There's a point, right after Foyle has taken Evelyn into custody for questioning, where Parkins shows up with Captain Boothroyd, the military liason for the project and demands her release. They march past Brooke and Sam into Foyle's office, and Sam gives this perfect contempt look at their backs. She knows nothing good is about to happen. There's also a big, when Milner is investigating Michael, he talks to one of the kids Michael home-schools, and the kid wants to know how Milner found him. He says he asked the boy's mother. The kid is visibly disappointed, having hoped it would be something more clever.

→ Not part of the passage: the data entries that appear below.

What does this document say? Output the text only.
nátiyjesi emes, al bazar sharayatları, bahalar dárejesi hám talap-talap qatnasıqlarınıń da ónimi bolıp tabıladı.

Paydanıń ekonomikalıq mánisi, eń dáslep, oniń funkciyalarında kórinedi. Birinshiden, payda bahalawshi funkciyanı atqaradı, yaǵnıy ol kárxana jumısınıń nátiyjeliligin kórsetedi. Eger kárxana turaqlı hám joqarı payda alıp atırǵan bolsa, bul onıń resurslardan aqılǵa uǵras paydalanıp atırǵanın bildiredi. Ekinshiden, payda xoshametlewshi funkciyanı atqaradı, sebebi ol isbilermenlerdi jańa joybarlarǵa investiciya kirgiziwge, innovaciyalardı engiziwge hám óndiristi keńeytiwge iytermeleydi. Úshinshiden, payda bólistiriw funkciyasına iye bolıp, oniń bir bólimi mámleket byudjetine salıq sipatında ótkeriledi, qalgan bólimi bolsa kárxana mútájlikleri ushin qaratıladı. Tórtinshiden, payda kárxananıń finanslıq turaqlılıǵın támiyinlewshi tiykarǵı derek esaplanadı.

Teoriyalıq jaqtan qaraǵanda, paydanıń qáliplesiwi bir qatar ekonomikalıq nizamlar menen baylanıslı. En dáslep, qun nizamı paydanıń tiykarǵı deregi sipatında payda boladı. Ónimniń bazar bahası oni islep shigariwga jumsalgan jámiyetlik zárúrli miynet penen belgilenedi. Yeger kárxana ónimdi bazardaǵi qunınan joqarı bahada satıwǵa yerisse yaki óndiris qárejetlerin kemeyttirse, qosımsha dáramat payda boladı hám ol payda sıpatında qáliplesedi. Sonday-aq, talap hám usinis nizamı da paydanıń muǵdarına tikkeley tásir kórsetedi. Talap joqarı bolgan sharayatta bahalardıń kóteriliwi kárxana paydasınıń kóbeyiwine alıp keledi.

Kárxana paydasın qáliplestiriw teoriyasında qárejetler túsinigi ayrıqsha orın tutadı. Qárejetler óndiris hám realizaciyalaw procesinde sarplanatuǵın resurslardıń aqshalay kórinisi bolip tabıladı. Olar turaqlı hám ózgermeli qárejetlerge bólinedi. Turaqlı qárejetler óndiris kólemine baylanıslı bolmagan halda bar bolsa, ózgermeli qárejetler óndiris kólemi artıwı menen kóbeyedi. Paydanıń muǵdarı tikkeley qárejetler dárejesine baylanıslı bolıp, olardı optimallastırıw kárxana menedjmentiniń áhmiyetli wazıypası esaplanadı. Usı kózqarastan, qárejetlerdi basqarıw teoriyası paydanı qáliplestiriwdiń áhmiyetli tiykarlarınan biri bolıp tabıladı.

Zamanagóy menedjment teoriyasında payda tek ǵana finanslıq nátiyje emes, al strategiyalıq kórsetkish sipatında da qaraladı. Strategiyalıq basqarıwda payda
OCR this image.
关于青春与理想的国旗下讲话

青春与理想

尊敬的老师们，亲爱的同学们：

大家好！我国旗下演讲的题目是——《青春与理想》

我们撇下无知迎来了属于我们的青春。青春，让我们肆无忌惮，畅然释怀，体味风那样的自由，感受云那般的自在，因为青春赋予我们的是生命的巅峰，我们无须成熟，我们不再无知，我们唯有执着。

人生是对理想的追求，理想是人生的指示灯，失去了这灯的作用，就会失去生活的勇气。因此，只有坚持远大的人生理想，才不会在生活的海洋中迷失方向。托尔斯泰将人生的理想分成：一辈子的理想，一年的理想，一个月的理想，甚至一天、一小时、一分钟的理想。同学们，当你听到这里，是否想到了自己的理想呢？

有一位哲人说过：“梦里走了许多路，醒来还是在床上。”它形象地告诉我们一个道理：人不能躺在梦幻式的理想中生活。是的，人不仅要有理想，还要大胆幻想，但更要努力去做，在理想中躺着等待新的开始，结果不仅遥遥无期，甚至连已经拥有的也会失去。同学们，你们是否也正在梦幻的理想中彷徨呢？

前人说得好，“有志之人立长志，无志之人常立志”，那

I can't quite figure how Lydia fits into this episode exactly. There are multiple kids who seem quite happy for the war to continue. The kid Milner talks to, Frank says he loves it because it makes stealing easier.. But here's James, who for part of the time is traumatized over his experiences. But he seems to bounce back. It doesn't go so well for Lydia, though, or Michael, and maybe even Foyle. So the older folks, the ones with fewer years left, it's hitting them harder than it is the kids, who presumably have more years to go. And the kids have fewer years without war to compare it to. But there's the whole thing about Lydia cutting off contact with her parents, even after her husband runs off, and then telling lies to herself and everyone else about it to justify her choices. The danger of not reconsidering actions while you still can? Frank and Terry didn't get out from under de Perez soon enough. Evelyn didn't leave Michael, or Michael didn't come to grips with the changes in his life soon enough. Things couldn't or wouldn't be taken back.
And for the record, the project being worked on is designing the bombs the RAF used to take out some German dams, which needed to be spinning inside the plane before they were dropped so they could skip across the water. And Evelyn is the one who made it happen, but she had to be listed as a secretarial assistant and let Townsend present it to get the Admiralty to even listen to the idea. I'm not sure blowing out the dams hampered the Germans as much as Townsend believes, but still a better use of airpower than Bomber Harris' indiscriminate nighttime bombing of cities.